The world does not have borders, words do. Things have frames because thought has placed them there. Thus emptiness is not to be found outside of things, it is to be found outside of language. Both the spoken and the written word always operates in terms of contrasts: black and white, hot and cold, being and not being, but let’s not mistake helpful figures of speech with the phenomena themselves.

There is no nothingness without being and no being without nothingness. They are inseparable, and unfortunately — incomprehensible. Yet, not all things have to be comprehended. Some of them have to be sensed, while others have to be intuited. That is both the power and the wonder of language and the human mind.

In conclusion

Not all knowledge can be found in concepts, and not all of it is to be sensed directly. Some of it has to be intuited. Thus the careful observation of what is visible and presented to us gives us a chance to comprehend it. The way we mould that which we comprehend depends on both our upbringing and the cultural context to which we have been born, not to mention our temperament and its idiosyncrasies.

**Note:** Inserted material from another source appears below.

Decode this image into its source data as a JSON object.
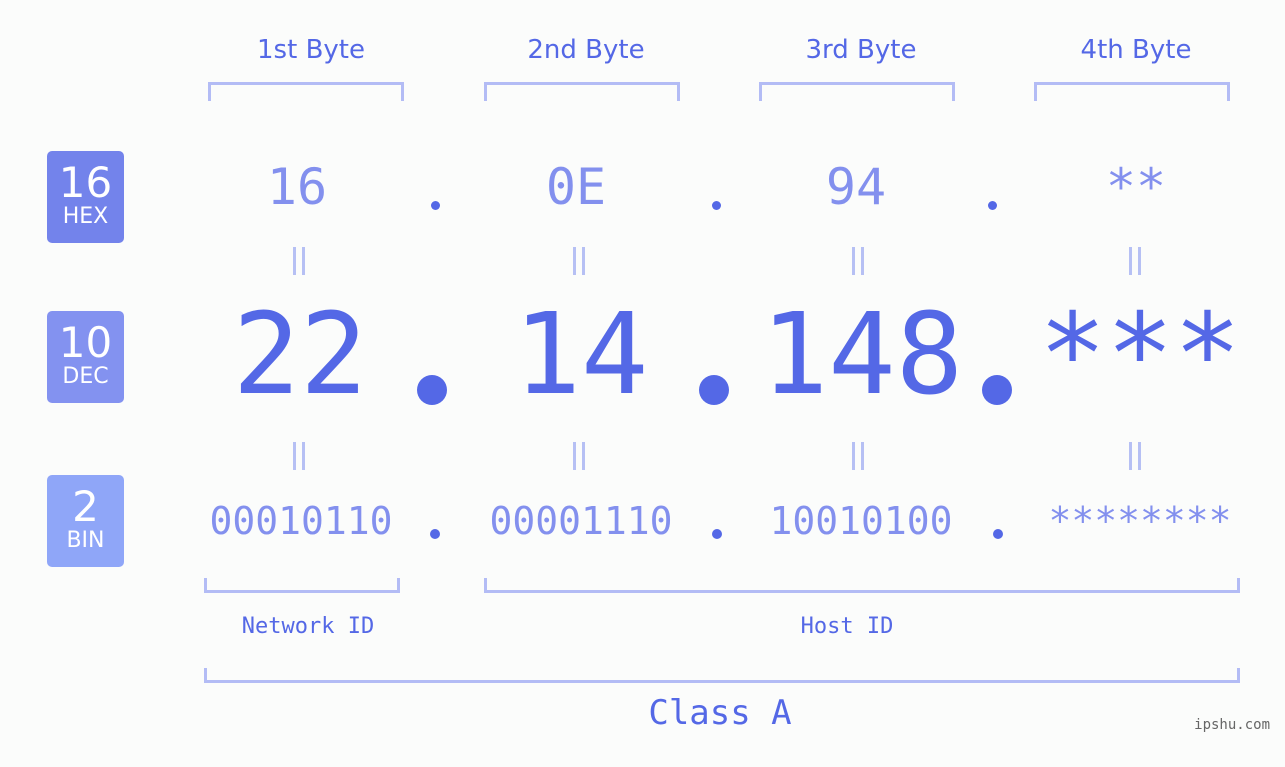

That which can be described as “the real Truth” is an amalgamation of 8 billion personal truths present today, of those who have lived in the past, and who will live in the future. It encompasses all life forms and at the same time transcends them. It is an enigma that is both alluring and so outside of our reach. It sparks our curiosity and simultaneously transcends both languages and thought. Without it, there would be no creative thought, no “something”, and certainly no “nothing”.

Thus differentiating concepts from our lived experience is a must to understand the thin line between nothingness and no-thingness. One is a figure of speech, another is a way of experience. Both of them are important, yet astoundingly different. So, with which does your attention align? Is there such a thing as “nothingness” or is it all just a sign of our limitation in terms of knowledge, experience, and a form of wordplay?

“Believe nothing, no matter where you read it, or who said it, no matter if I have said it, unless it agrees with your own reason and your own common sense.”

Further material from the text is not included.